O cuidado com o meio ambiente é inerente aos princípios de responsabilidade socioambiental e de governança (ESG, na sigla em inglês) da Petrobras, uma empresa que já atuou em E&P em vários continentes e tem ações na B3, a bolsa brasileira, e na Bolsa de Nova Iorque. Não se trata de uma empresa aventureira. Ou de uma atividade clandestina como a dos garimpeiros que levaram miséria e doenças às aldeias e reservas indígenas, onde suas operações descuidadas deixaram um rastro de destruição e morte, pela fome, com a contaminação das águas dos rios e dos peixes, devido ao uso desenfreado de mercúrio, para aglutinar as partículas de ouro.

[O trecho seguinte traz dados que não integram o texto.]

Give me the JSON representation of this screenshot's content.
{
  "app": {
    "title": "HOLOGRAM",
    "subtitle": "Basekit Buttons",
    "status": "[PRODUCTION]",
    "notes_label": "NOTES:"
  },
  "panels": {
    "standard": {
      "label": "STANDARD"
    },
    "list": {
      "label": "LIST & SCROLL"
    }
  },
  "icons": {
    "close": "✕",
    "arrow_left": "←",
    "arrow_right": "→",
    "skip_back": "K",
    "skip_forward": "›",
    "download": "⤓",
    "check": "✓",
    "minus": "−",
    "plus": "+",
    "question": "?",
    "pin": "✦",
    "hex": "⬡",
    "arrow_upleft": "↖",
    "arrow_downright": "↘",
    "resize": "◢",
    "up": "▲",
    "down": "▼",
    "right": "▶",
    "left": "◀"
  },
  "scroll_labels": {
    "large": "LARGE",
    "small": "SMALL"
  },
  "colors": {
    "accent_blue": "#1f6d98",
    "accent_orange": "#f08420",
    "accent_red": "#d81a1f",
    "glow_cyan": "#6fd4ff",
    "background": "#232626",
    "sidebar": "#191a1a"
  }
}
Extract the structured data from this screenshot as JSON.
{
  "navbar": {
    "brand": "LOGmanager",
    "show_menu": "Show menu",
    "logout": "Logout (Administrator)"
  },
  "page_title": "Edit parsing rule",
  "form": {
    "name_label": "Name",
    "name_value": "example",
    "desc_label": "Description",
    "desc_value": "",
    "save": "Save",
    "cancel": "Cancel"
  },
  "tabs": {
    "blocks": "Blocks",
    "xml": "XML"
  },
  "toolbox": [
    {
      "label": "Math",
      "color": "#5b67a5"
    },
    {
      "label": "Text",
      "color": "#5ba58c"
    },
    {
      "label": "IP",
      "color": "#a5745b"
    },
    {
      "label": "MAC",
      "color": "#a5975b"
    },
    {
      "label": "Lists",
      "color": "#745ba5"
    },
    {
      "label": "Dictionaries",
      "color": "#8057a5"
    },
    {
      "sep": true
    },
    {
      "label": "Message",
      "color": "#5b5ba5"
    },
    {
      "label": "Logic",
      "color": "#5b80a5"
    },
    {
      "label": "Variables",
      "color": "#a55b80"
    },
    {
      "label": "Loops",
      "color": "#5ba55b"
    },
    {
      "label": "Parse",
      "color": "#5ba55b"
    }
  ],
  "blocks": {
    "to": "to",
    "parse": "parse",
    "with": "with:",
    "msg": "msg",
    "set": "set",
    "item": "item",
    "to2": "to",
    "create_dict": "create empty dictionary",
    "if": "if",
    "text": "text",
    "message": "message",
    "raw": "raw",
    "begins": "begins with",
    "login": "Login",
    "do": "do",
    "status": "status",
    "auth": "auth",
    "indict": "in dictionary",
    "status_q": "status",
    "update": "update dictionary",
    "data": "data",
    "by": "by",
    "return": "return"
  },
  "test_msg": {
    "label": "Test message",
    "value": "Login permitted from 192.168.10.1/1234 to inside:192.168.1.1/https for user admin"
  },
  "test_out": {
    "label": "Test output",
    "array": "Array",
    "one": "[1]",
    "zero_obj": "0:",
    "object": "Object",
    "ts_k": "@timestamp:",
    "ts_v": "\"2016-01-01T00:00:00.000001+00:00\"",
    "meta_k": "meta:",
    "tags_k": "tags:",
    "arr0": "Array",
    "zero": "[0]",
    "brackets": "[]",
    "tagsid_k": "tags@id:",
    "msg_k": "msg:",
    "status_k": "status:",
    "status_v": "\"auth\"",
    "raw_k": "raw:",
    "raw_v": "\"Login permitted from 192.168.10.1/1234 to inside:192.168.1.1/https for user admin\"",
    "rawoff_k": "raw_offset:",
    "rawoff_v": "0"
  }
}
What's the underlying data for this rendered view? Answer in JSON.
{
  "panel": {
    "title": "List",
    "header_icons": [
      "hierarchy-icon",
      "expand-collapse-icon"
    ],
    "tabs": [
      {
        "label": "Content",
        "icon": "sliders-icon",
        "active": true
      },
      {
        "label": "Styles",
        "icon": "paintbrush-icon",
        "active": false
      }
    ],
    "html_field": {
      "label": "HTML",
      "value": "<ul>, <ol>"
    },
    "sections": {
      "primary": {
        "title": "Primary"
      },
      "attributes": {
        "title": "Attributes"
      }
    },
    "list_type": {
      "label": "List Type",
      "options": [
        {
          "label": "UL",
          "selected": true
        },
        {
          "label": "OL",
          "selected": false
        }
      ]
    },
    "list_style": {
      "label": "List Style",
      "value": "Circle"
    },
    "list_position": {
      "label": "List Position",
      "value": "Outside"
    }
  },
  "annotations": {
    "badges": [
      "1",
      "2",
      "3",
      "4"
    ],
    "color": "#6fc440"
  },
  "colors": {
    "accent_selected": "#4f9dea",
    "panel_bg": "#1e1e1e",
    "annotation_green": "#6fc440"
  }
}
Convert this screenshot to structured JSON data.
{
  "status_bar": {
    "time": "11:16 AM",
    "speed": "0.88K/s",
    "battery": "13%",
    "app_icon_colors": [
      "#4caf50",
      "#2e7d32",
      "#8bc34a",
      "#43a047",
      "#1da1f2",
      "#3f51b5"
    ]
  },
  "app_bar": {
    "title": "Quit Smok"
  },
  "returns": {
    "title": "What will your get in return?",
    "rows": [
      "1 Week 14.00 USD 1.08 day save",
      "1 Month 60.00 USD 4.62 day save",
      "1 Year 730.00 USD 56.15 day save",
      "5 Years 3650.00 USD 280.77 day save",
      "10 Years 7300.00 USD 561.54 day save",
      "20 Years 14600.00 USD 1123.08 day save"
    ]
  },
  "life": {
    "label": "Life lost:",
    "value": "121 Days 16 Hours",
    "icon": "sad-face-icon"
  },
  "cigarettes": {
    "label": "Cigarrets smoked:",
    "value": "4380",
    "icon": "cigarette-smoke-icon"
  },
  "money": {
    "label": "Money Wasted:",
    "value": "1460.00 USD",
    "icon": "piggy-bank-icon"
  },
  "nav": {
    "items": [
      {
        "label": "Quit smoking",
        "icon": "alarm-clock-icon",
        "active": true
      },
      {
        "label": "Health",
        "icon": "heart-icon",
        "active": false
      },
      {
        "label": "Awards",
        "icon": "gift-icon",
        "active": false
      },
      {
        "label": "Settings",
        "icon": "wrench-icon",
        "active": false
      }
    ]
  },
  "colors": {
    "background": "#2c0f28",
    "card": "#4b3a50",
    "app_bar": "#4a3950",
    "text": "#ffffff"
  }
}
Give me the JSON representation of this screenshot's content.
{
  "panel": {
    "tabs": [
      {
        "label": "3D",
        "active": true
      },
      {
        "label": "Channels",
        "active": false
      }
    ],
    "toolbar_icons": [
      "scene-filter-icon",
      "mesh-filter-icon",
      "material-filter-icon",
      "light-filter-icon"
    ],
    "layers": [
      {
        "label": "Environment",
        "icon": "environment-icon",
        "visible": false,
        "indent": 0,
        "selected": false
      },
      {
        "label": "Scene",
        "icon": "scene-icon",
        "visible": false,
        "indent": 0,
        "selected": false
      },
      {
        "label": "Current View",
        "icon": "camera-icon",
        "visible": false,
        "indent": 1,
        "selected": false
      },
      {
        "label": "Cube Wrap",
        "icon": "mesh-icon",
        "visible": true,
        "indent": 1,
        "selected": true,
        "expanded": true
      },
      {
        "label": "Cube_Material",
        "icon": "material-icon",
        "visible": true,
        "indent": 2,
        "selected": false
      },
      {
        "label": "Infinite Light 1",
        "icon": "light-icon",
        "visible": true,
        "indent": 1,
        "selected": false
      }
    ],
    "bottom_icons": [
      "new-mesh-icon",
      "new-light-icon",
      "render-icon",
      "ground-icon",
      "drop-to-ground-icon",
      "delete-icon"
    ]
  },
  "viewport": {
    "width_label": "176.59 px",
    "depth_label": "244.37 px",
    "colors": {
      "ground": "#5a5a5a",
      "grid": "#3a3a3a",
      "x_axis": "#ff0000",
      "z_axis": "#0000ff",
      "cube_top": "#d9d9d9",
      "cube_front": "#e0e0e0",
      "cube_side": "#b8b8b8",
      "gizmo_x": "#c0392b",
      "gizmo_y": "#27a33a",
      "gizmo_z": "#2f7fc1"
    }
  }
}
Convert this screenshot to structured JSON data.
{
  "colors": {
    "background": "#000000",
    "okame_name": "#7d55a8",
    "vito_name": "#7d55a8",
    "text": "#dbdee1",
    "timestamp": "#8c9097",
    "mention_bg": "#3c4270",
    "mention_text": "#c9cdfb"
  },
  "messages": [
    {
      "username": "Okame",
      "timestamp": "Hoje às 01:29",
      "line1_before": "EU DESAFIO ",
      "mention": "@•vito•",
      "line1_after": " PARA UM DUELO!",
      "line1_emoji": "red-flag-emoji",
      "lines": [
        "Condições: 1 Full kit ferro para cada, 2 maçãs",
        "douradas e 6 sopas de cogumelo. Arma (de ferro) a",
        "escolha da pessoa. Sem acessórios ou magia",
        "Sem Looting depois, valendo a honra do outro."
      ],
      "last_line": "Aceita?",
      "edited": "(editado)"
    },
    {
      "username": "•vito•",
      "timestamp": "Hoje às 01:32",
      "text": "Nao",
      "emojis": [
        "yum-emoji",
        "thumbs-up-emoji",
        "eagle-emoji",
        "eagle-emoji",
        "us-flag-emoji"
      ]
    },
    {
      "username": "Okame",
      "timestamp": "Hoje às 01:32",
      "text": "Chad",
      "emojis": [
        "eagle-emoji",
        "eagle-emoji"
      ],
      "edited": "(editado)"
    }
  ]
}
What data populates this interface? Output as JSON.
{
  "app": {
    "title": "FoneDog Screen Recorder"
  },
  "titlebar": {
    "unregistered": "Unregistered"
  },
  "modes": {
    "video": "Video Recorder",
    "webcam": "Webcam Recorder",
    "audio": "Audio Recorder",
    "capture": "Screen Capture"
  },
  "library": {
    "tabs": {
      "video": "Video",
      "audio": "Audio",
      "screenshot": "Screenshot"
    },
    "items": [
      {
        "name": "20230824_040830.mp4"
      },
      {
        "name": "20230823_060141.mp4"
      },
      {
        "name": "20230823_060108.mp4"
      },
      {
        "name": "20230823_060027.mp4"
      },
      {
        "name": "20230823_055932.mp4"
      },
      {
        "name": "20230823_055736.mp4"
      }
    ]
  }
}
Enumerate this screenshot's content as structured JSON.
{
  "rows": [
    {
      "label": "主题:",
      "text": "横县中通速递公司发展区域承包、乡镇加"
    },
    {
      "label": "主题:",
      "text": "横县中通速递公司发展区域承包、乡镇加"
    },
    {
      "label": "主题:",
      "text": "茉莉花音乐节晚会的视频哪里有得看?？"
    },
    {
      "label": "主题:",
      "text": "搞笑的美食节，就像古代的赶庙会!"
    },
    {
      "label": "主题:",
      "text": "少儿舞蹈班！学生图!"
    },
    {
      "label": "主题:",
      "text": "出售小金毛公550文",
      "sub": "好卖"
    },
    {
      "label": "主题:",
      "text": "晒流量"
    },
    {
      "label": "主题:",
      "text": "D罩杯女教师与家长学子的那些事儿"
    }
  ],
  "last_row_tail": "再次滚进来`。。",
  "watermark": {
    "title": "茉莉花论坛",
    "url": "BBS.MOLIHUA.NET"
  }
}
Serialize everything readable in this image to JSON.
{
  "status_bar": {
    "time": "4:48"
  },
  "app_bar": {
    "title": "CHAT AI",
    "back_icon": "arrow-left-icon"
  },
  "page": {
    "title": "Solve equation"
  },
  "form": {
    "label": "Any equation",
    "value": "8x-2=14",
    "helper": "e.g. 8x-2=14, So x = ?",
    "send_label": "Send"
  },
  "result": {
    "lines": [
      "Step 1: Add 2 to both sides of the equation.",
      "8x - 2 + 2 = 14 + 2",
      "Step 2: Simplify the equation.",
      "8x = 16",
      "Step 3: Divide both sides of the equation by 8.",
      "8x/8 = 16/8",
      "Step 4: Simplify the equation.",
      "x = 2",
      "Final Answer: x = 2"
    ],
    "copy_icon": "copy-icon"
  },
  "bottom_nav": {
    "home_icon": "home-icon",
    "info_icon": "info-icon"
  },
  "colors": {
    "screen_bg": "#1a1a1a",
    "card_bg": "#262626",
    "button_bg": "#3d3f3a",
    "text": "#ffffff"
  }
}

Uma negociação, com espíritos desarmados, pode garantir a preservação do meio ambiente sem afastar a oportunidade de geração de empregos e renda em região quase apartada do Brasil. O Amapá entrou em decadência após a exploração de manganês na Serra do Navio cessar no século passado, com o fim das reservas. Lideranças políticas responsáveis, como o senador Randolfe Rodrigues (eleito pela Rede-AP), que anunciou seu desligamento do partido que tem a ministra do Meio Ambiente e Mudanças Climáticas, Marina Silva, como uma das maiores lideranças, já marcaram posição. Comprometido com a preservação da Amazônia, o que motivou o recebimento de doações das nações europeias, Estados Unidos e do Japão, para a preservação da floresta, responsável pela absorção e “limpeza” do gás carbônico emitido pelas ricas nações industriais, cabe ao presidente Lula mostrar que é possível conciliar a preservação ambiental com o progresso na exploração de riquezas minerais e da biodiversidade da Amazônia.